3. Historical Inspiration
The building itself is an homage to the Federal-style civic buildings of Philadelphia.
4. A Presidential Museum
Inside the lobby, you’ll find a large display of presidential memorabilia – from the likes of Gerald Ford, Franklin Roosevelt, Herbert Hoover, and George Washington. You’ll also find a display case filled with dresses and personal objects worn by several first ladies, including Edith Roosevelt (wife of Theodore Roosevelt), Elizabeth Monroe, and Nancy Reagan.
5. Two If By Sea
On the Haunted Mansion side of the Hall of Presidents, you’ll find a second story window with two lanterns. That’s a reference to the Henry Wadsworth Longfellow poem “Paul Revere’s Ride,” which includes the famous stanza, “He said to his friend, “If the British march / By land or sea from the town to-night, / Hang a lantern aloft in the belfry-arch / Of the North-Church-tower, as a signal-light, / One if by land, and two if by sea; / And I on the opposite shore will be, / Ready to ride and spread the alarm / Through every Middlesex village and farm, / For the country-folk to be up and to arm.”
6. The Carpet in the Hall of Presidents…
There is a common myth that centers around the Great Seal that’s in the carpet in the entryway. Many people assume, and have written, that this is the Presidential Seal of the United States, and why not? This is the Hall of Presidents after all! But what you actually see on the floor is the Great Seal of the United States, not the Presidential Seal. Admittedly, the two are very similar, but they are subtly different.
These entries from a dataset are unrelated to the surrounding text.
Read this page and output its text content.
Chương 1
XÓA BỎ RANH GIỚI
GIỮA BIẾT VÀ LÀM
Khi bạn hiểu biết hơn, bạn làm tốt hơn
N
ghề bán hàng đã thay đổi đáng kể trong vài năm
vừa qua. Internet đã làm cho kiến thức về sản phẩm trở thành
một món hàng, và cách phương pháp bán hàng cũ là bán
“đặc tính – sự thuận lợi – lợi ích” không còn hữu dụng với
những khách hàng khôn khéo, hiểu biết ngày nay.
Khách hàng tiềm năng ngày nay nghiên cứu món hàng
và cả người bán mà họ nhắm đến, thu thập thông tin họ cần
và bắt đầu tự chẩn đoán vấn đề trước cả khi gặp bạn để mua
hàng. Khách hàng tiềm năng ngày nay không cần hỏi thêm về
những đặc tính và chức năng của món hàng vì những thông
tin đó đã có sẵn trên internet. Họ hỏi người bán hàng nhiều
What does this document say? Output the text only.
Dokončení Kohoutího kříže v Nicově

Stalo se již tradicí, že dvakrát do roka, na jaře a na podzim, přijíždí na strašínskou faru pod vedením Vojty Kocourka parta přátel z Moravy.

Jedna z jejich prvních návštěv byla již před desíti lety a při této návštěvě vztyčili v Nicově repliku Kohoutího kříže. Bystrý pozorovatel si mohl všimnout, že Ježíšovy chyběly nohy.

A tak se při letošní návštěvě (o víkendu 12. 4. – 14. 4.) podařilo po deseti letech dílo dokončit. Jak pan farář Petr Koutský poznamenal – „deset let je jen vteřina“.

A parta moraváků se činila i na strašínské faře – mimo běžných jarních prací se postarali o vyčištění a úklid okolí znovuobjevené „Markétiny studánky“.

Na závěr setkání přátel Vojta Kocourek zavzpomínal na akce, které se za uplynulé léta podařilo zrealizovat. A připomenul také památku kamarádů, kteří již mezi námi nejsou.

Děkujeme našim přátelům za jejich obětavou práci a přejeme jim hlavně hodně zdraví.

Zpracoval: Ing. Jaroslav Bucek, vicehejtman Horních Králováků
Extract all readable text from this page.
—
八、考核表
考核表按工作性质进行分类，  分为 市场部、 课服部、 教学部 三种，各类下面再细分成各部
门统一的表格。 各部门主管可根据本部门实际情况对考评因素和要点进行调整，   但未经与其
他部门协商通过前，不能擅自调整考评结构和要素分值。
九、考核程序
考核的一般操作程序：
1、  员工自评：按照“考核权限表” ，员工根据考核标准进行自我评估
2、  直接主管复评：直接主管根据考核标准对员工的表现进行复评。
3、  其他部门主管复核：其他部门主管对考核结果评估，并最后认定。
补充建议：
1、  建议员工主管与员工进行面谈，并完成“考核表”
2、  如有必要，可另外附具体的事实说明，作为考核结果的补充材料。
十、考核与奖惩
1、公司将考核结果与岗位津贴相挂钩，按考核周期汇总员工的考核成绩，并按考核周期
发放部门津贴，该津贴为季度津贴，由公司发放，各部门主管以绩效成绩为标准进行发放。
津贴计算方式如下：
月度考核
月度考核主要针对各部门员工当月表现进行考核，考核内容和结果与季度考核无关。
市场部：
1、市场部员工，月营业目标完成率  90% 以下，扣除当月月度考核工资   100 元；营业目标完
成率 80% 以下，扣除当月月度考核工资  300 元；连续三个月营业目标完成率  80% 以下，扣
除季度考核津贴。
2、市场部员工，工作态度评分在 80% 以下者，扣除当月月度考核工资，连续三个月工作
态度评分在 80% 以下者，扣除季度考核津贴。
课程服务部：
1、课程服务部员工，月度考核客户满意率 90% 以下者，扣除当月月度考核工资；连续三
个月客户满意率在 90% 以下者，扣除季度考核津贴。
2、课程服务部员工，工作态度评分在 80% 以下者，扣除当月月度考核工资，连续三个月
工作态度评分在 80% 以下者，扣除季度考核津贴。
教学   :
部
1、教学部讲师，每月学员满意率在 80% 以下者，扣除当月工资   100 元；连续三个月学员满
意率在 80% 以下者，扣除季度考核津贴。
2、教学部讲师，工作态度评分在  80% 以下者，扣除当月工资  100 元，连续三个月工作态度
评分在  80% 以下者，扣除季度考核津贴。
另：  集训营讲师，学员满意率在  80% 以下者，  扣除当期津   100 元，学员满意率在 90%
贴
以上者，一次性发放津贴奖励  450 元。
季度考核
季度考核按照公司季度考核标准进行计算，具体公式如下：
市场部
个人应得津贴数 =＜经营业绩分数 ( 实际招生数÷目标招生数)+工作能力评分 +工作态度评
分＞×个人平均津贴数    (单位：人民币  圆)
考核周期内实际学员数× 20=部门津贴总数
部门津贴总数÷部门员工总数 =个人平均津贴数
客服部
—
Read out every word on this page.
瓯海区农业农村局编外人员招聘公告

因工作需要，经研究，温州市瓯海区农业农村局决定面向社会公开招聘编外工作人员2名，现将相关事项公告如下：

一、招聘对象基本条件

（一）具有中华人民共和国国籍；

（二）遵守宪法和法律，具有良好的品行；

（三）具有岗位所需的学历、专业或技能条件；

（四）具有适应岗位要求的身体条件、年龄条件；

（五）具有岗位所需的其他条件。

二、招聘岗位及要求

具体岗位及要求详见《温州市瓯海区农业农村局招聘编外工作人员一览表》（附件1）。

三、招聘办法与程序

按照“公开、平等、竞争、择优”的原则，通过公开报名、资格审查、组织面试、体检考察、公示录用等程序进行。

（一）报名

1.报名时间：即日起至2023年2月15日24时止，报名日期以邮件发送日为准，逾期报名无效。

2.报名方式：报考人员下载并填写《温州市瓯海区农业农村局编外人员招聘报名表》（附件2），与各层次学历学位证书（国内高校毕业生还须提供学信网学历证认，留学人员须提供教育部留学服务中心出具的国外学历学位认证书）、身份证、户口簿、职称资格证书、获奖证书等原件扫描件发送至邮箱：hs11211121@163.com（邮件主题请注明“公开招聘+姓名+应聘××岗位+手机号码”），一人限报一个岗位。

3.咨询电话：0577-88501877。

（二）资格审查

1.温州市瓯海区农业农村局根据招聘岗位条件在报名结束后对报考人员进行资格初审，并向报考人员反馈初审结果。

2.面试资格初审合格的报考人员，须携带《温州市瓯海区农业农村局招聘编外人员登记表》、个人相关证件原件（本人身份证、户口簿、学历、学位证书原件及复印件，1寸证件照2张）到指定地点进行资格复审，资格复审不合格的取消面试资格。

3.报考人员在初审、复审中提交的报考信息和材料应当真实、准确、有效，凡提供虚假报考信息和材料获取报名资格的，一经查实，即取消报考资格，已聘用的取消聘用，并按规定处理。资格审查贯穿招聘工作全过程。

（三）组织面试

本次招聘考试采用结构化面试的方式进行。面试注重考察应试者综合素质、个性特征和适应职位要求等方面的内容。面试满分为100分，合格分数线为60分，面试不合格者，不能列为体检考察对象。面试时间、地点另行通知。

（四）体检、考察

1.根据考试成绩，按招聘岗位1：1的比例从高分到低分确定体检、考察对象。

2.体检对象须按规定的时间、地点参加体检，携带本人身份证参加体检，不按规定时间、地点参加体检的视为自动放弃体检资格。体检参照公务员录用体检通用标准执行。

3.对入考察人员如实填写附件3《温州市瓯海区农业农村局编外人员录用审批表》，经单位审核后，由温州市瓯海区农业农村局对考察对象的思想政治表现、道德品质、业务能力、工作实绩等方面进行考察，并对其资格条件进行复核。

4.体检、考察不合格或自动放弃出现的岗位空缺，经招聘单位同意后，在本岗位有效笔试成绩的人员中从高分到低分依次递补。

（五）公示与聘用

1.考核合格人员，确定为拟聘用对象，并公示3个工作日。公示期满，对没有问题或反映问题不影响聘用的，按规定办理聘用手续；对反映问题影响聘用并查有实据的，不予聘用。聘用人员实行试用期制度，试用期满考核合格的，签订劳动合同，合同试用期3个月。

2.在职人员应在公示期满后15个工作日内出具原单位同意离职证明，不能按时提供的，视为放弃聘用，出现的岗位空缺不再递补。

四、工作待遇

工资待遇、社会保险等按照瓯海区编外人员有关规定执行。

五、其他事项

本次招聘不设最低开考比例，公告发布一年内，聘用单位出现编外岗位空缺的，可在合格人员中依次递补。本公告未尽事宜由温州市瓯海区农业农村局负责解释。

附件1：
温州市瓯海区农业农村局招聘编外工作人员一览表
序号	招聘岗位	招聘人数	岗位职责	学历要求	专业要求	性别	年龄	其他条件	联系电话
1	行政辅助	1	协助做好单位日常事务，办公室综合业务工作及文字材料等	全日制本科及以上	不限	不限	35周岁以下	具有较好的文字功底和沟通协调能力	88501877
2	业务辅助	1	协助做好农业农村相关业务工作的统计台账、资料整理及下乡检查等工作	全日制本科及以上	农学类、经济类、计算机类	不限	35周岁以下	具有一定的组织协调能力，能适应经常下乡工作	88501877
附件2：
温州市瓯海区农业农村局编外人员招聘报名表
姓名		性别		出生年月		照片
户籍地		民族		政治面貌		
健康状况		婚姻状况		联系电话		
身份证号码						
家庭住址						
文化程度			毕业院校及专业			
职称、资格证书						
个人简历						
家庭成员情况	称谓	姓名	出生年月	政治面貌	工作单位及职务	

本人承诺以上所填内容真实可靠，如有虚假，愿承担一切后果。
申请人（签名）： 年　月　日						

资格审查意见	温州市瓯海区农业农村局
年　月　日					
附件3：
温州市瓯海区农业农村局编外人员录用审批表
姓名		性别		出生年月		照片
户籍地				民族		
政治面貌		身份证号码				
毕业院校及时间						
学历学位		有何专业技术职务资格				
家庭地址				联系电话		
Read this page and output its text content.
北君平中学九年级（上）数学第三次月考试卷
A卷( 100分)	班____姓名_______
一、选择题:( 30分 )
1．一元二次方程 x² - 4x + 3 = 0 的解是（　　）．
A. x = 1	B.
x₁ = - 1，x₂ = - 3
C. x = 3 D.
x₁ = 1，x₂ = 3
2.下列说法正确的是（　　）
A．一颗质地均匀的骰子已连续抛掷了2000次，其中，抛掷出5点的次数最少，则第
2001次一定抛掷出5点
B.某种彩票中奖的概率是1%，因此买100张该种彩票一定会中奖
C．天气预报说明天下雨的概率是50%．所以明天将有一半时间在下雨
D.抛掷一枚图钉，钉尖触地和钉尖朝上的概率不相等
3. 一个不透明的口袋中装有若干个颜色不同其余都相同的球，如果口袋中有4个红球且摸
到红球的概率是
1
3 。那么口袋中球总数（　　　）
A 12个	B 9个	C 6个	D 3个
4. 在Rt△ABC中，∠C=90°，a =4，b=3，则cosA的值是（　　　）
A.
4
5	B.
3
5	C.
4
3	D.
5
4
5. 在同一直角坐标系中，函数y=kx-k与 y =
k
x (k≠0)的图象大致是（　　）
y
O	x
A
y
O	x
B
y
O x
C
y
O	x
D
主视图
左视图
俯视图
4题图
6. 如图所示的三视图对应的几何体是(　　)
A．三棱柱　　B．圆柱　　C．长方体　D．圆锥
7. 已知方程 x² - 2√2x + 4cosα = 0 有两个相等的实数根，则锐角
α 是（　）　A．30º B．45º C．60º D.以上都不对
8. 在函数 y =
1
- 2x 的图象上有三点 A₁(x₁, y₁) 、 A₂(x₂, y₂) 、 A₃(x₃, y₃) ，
7. …And the Act of Congress That Allows it to Be Displayed
But wait, there’s more to the story. It is commonly stated that Disney had to obtain a special Act of Congress (or simply “special permission,” depending on which version of the story you hear), in order to put the Seal on display. An addendum to the story is that the Seal is only on display in two places in the United States, here at the Hall of Presidents, and at the Capital itself (or the White House, or Independence Hall…you get the idea). But is it true? A call to the Library of Congress turned up no documentation from Congress regarding the Seal at the Hall of Presidents, and the researcher we talked to was skeptical that any such permission would need to be obtained. A reading of the actual laws pertaining to appropriate uses of the Seal doesn’t shed much light on the subject, as they are varied and vague (and don’t address this question specifically). This legend is so persistent that Cast Members routinely tell the tale to Guests as they wait for the next show to begin in the theater. It may very well be true, but in the course of researching the tale we have yet to find any actual documentation that any such permission was obtained or necessary. We’re not quite prepared to say this one isn’t true, so if any of our readers have information on this we invite you to share it with us. After all, it does make for a good story!